Stock exchanges can expand the scope of derivatives by launching contracts on unfolding events
Much of the world’s woes over the past two years has been blamed on derivatives. Mortgage lenders in the US lured borrowers with teaser rates and disbursed credit to even those with spotty track record. These loans were spliced and bundled with other mortgages attracting different credit ratings into securities that were in demand from financial institutions to bolster their balance sheets. If derivatives caused grief to many, there was another group of investors who not only used these products to protect from downside risk but also to profit. As the fraud charges filed by the Securities and Exchange Commission against Goldman Sachs shows, the market is always efficient. Contrarians made money betting on crash in real estate. Though the US Congress has passed a bill to restrict the use of derivatives by banks for proprietary trading, the usage is not going dwindle. Financial transactions are becoming complex and contagious as markets are always open in some part of the globe. Tracking the DJIA late into night or the Nikkei early morning is the vanilla way to spot opportunities or eliminate risks. The other option is to use the futures market to take a view. The amazing properties of derivatives have resulted in their popularity extending to markets other than stocks. Forward trading in commodities is as old as that in stocks. Companies with exposure to foreign exchange have discovered the joy of hedging from currency volatility and those affected by monetary policy the comfort of interest-rate derivatives.
Even as investors, institutions and companies are embracing options, it is time to expand the scope to make gains and cushion risk. Why restrict forward view to company guidance, order wins, and industry outlook to predict the course of the stock over one, two or three months in the F&O market? The red herring prospectus contains risk factors to enable investors to take informed decision.
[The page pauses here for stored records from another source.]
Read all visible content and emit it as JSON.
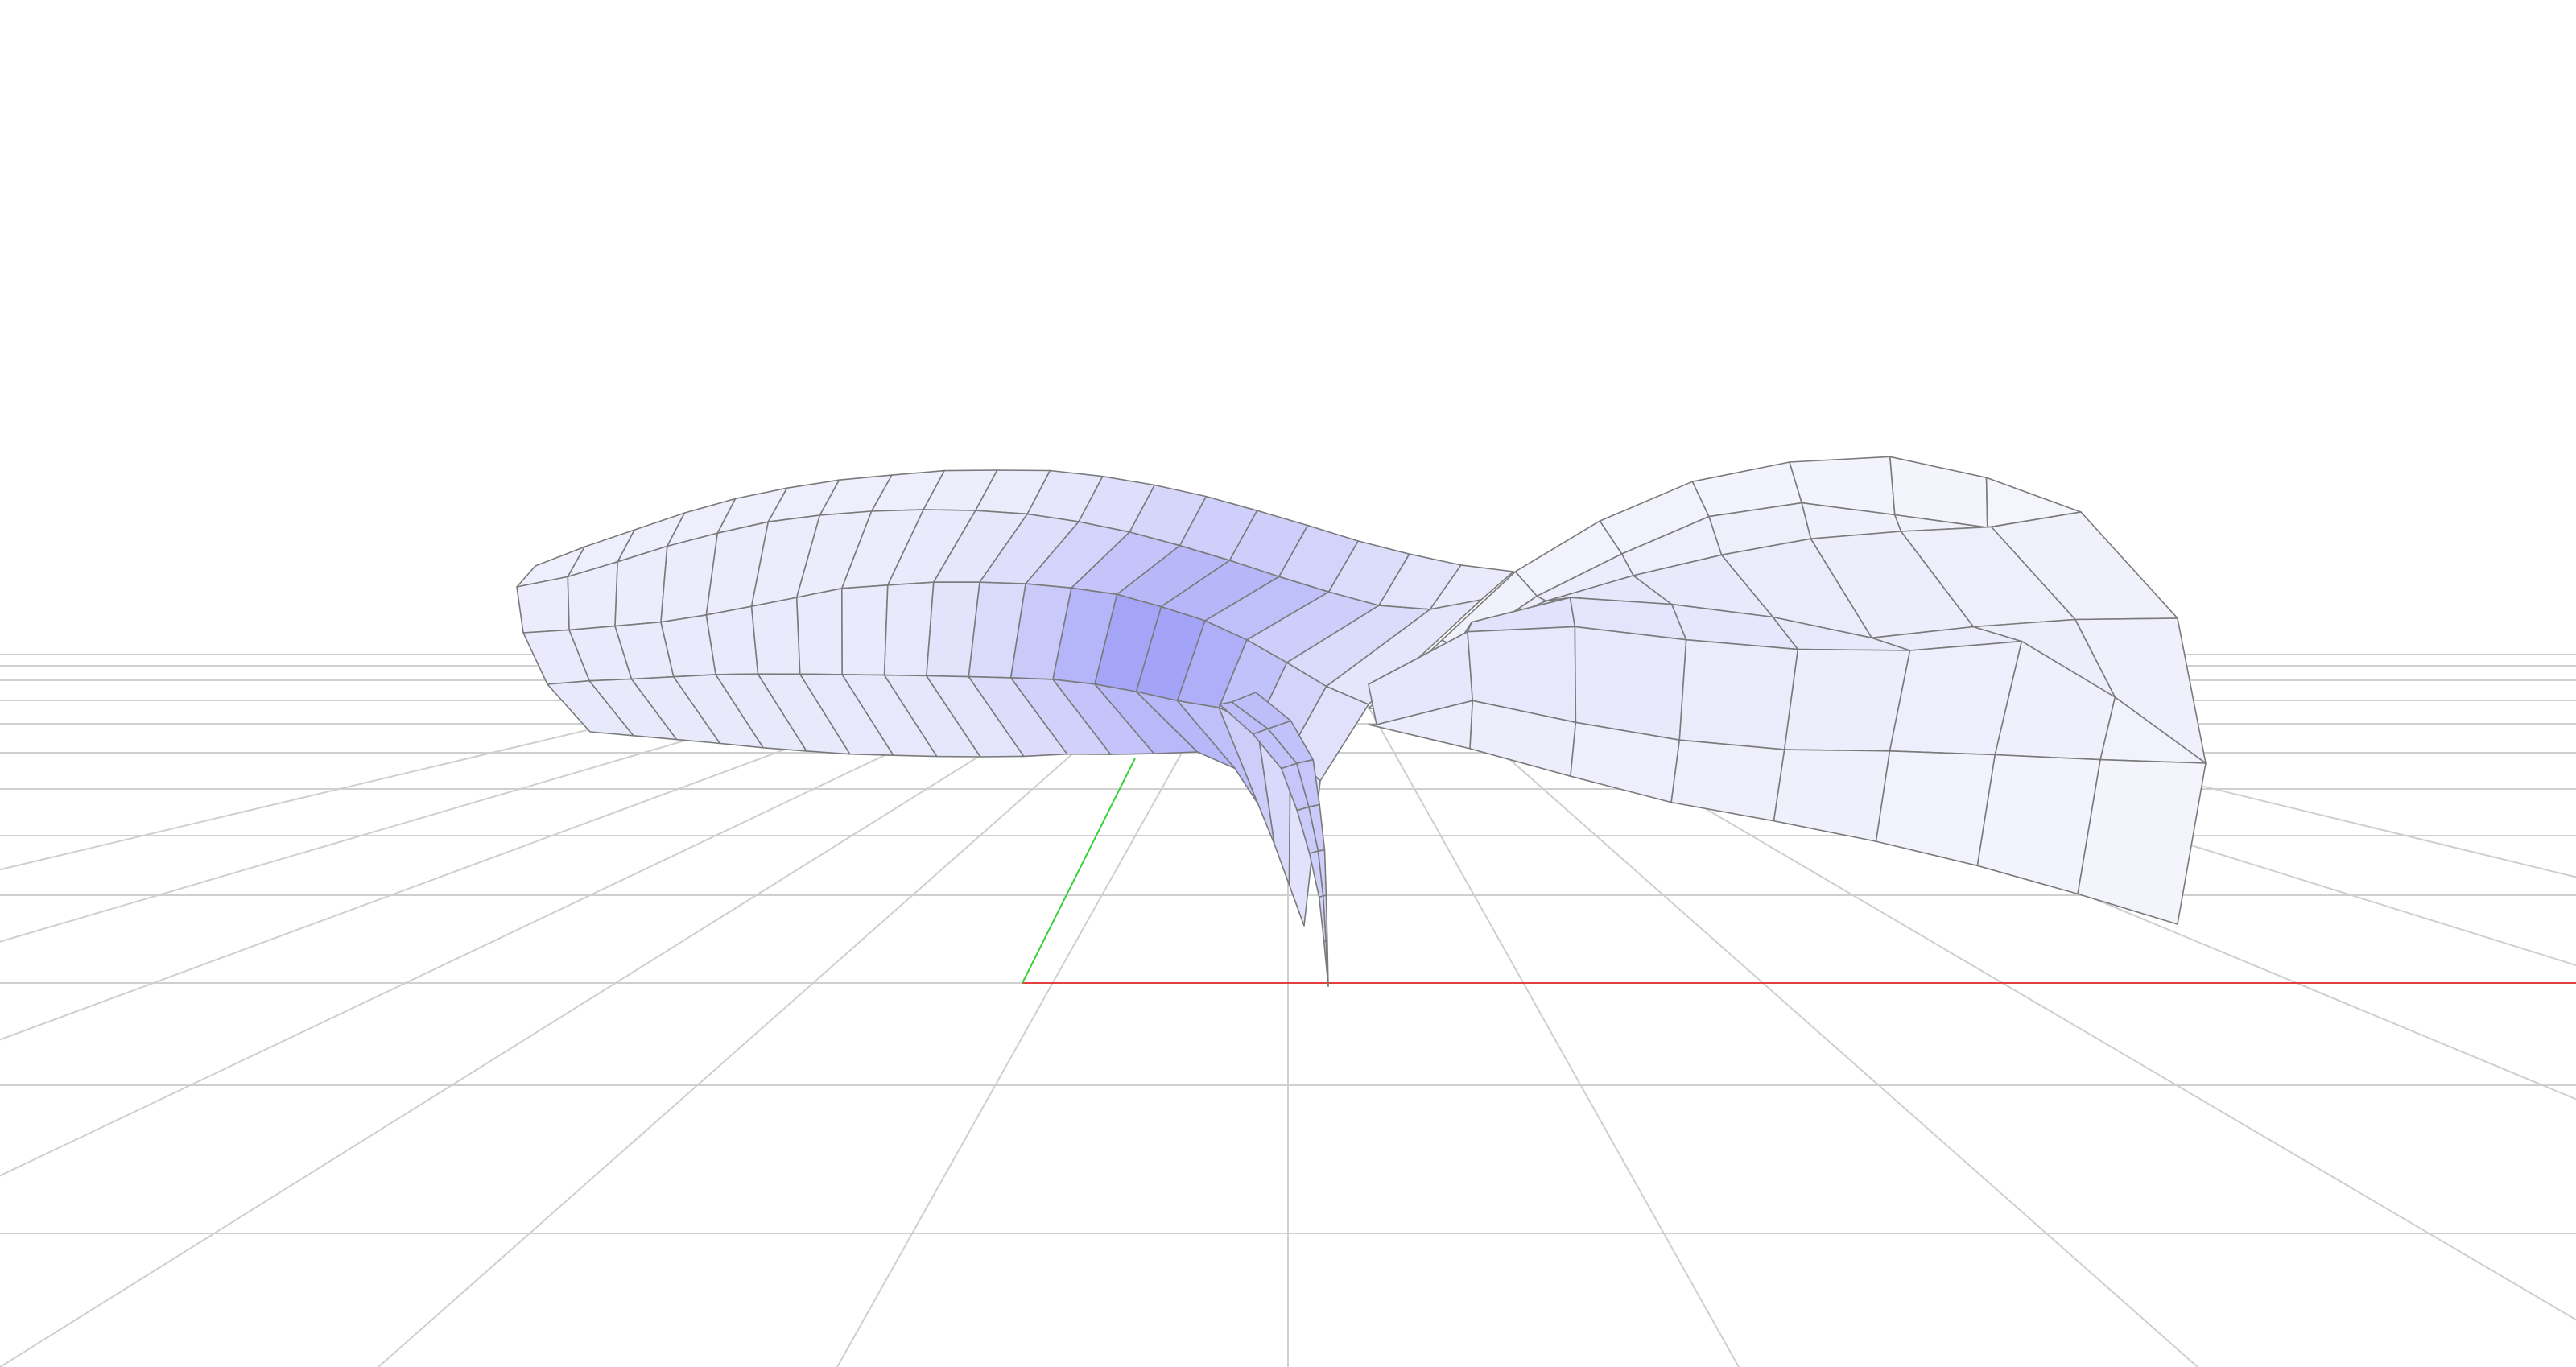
{
  "scene": {
    "background_color": "#ffffff",
    "grid": {
      "visible": true,
      "color": "#cfcfcf"
    },
    "axes": {
      "x_axis_color": "#e04040",
      "y_axis_color": "#3ad03a"
    },
    "surface": {
      "type": "wireframe-shaded-surface",
      "edge_color": "#7a7a7a",
      "shade_low": "#fbfbfd",
      "shade_high": "#a3a3f8"
    }
  }
}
If these are found to be inadequate in retrospect, Sebi can impose penalties and stock exchanges can even suspend trading. Commendable no doubt, these actions rarely are adequate to make up the erosion in market cap in the meanwhile. As government, market regulator and bourses wrestle to come up with solutions, the derivatives segment of stock exchange can launch contracts to take into account various out-of-the-box contingencies that may crop up to hurt investors. The freshest example is that of the RIL-RNRL row over gas pricing. If RIL had not backtracked from the agreement signed during the division of the Reliance group, the matter might have not reached the Supreme Court. There was, however, a possibility of intervention by government as natural gas from the same source would be supplied to RNRL and other customers at different pricing. How many investors who bought RNRL shares could have foreseen the reversal? If only the stock exchanges had quickly capitalized on this opportunity by launching contracts to take into account the possibility of the MoU turning junk as the case winded up from the high court to the apex court!
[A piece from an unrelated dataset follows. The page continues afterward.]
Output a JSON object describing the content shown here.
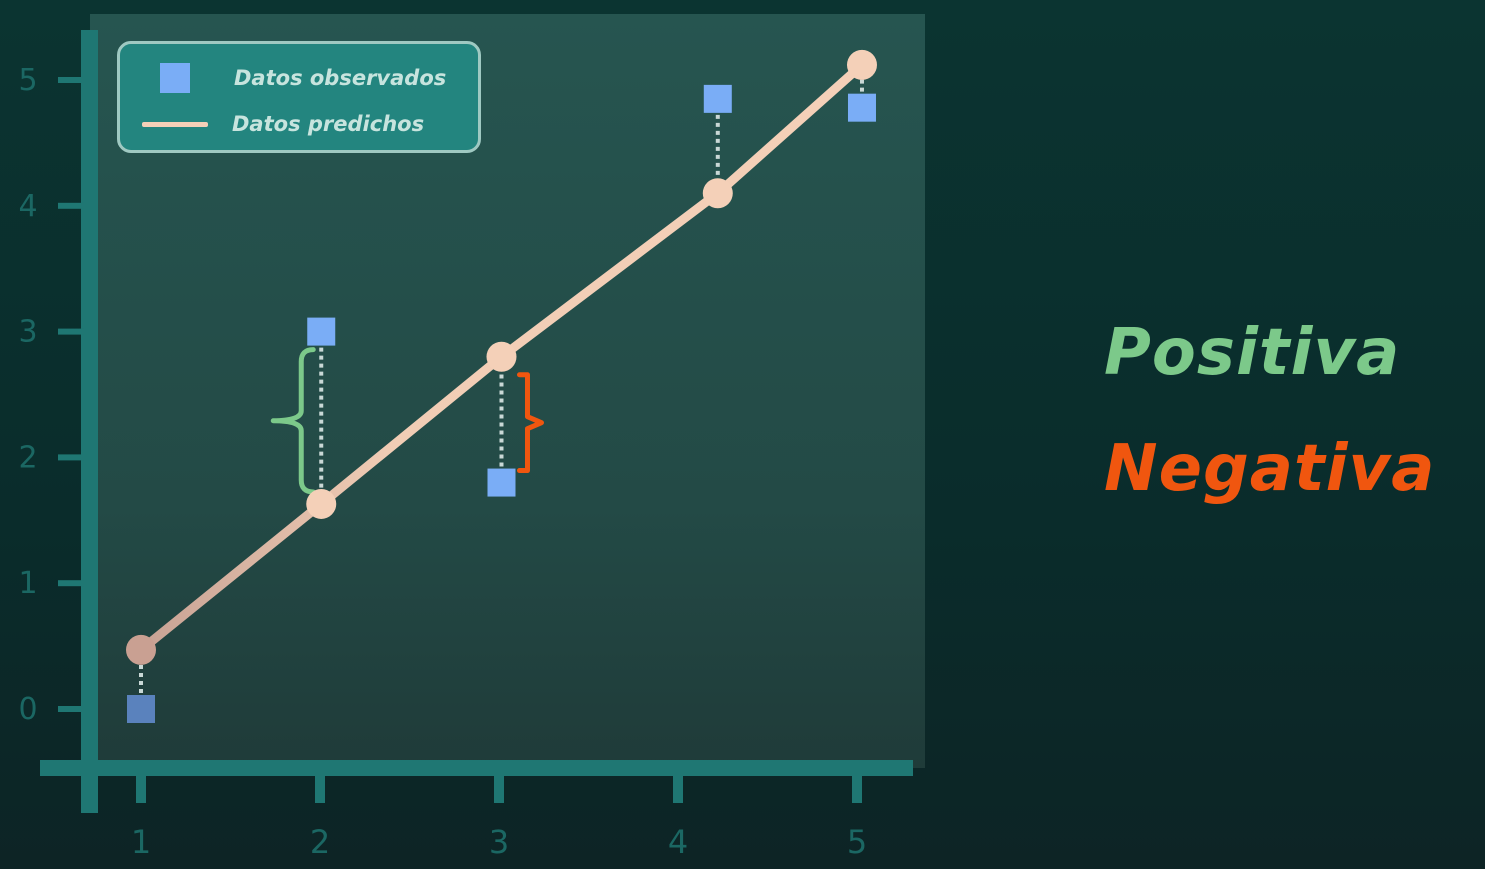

There have been instances of breaking up of partnerships even after commissioning of the joint venture, the most recent being the parting of ways of Renault and Mahindra & Mahindra. The division of assets between the Munjal family recently and the Bajaj family earlier are examples of how investors can shortlist groups that could see splits. What will be the shape of the RIL group and ADAG due to the scrapping of the non-compete agreement? Who will win RCom? MTN, AT&T or Etisalat of the UAE? Can Jeh and Ness Wadia manage the Bombay Dyeing group amicably? Will the Essar conglomerate remain intact between the two Ruai brothers? Mergers and acquisitions is another area. Bank stocks are active after ICICI Bank’s purchase of Bank of Rajasthan. Similarly, after the buyout of Primal Healthcare by Abbot Laboratories of the US, pharmaceutical stocks are in the limelight. Why not allow investors to bet on likely takeover or even bonus candidates? Or write options on the success rate of drug companies filing applications with overseas regulatory bodies? From the very accurate bets on the cricket team likely to win the World Cup to the composition of the government following national polls and listing price of IPOs, it is evident that there is vast market out there, filling a vacuum. It’s time to attract this money and talent into legitimate channels, creating a platform that will be expansive and exciting. As if endorsing this view, the Commodity Futures Trading Commission last fortnight approved trading in F&O contracts tied to the opening weekend box office revenue of the movie, ‘Takers’, a crime-thriller set for release in the US on 20 August 2010.